L’histoire de Sagète nous rappelle que la vérité ne doit jamais devenir une prison. Elle est un espace d’ouverture, un chemin vers la liberté intérieure.
Devenir la vérité que nous sommes
La vérité ne se défend pas, elle se vit. Elle ne se possède pas, elle se révèle dans l’instant, dans la présence, dans l’attention à ce qui est. Elle n’est pas un dogme, mais une résonance, une justesse intérieure.
Et si nous arrêtions de chercher à avoir raison ? Si nous osions simplement être vrais ? Être en vérité avec nous-mêmes, avec les autres, avec la Source. Alors peut-être entendrions-nous, au creux du silence, cette parole qui nous traverse depuis toujours : « Je suis. »
Nils Phildius, 4 mars 2024
Pour aller plus loin, vous pouvez regarder la vidéo de l’Heure bleu ciel sur ce thème
Histoire de Sagète, sage et prophète, racontée par fr John Martin
Il était une fois un grand sage et un prophète. Son nom était Sagète. Il réalisa qu’il ne faisait qu’un avec le divin. Dans cette prise de conscience, il s’est également rendu compte que chaque être humain avait la même possibilité ou potentialité. C’est devenu sa mission de proclamer cette vérité et d’inviter tout le monde à réaliser cette vérité. Sa mission était de rendre tout le monde libre.
Sagète a déclaré :
- Je suis la lumière du monde. Vous êtes la lumière du monde.
- Je suis le sel de la terre.
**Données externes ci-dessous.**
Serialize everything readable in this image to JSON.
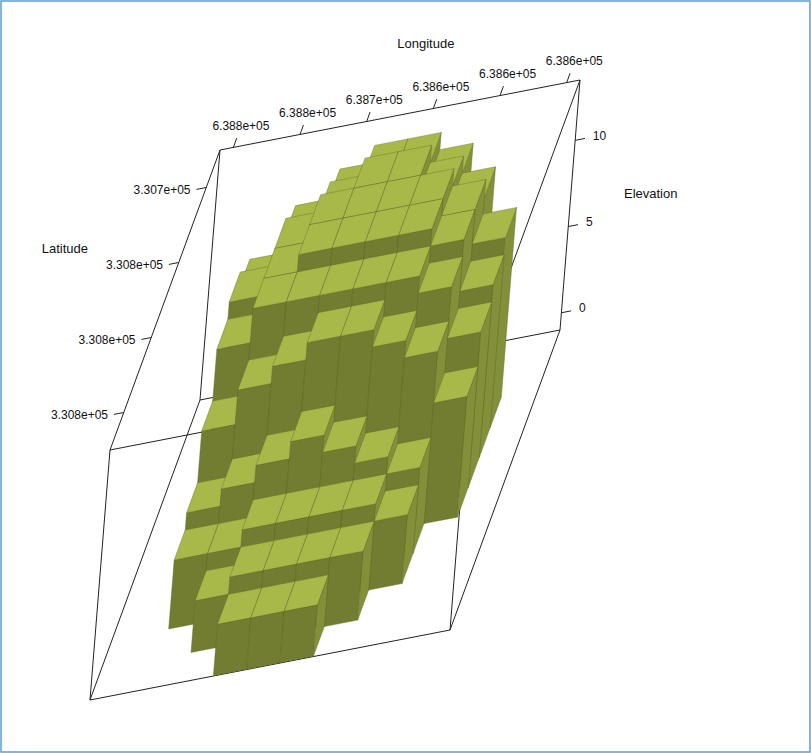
{
  "chart_data": {
    "type": "surface3d",
    "xlabel": "Longitude",
    "ylabel": "Latitude",
    "zlabel": "Elevation",
    "color": "#a9b949",
    "xlim": [
      638540,
      638810
    ],
    "ylim": [
      330675,
      330875
    ],
    "zlim": [
      -1,
      13.5
    ],
    "xticks": [
      {
        "value": 638550,
        "label": "6.386e+05"
      },
      {
        "value": 638600,
        "label": "6.386e+05"
      },
      {
        "value": 638650,
        "label": "6.386e+05"
      },
      {
        "value": 638700,
        "label": "6.387e+05"
      },
      {
        "value": 638750,
        "label": "6.388e+05"
      },
      {
        "value": 638800,
        "label": "6.388e+05"
      }
    ],
    "yticks": [
      {
        "value": 330700,
        "label": "3.307e+05"
      },
      {
        "value": 330750,
        "label": "3.308e+05"
      },
      {
        "value": 330800,
        "label": "3.308e+05"
      },
      {
        "value": 330850,
        "label": "3.308e+05"
      }
    ],
    "zticks": [
      0,
      5,
      10
    ],
    "x": [
      638555,
      638580,
      638605,
      638630,
      638655,
      638680,
      638705,
      638730,
      638755,
      638780
    ],
    "y": [
      330685,
      330705,
      330725,
      330745,
      330765,
      330785,
      330805,
      330825,
      330845,
      330865
    ],
    "z": [
      [
        null,
        null,
        null,
        11,
        12,
        12,
        11,
        null,
        null,
        null
      ],
      [
        null,
        null,
        11,
        12,
        13,
        13,
        12,
        11,
        null,
        null
      ],
      [
        null,
        10,
        12,
        13,
        13,
        13,
        13,
        12,
        10,
        null
      ],
      [
        null,
        9,
        12,
        13,
        13,
        13,
        13,
        12,
        11,
        null
      ],
      [
        null,
        8,
        11,
        12,
        12,
        12,
        12,
        12,
        10,
        null
      ],
      [
        null,
        6,
        9,
        10,
        11,
        11,
        10,
        9,
        7,
        null
      ],
      [
        null,
        null,
        4,
        5,
        6,
        7,
        6,
        5,
        4,
        null
      ],
      [
        null,
        null,
        3,
        4,
        4,
        4,
        4,
        3,
        3,
        null
      ],
      [
        null,
        null,
        null,
        3,
        3,
        3,
        3,
        2,
        null,
        null
      ],
      [
        null,
        null,
        null,
        null,
        2,
        2,
        2,
        null,
        null,
        null
      ]
    ]
  }
}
Vous êtes le sel de la terre. (Je donne du sens au monde et vous donnez du sens au monde.).
- Je suis le chemin, la vérité et la vie. Vous êtes le chemin, la vérité et la vie.
- La vérité vous rendra libre. Découvrez la vérité.
- Moi et le Père sommes un. Vous et le Père êtes un.
- Je suis toute la création. Vous êtes toute la création.
- J’ai brisé toutes les barrières et je vois un Dieu, une humanité et une création. Brisez toutes les barrières et voyez un Dieu, une humanité et une création.
- Quoi que je fasse aux autres, je le fais à moi-même. Il n’y a pas d’autres. Quoi que vous fassiez aux autres, vous le faites à vous-même. Il n’y a pas d’autres.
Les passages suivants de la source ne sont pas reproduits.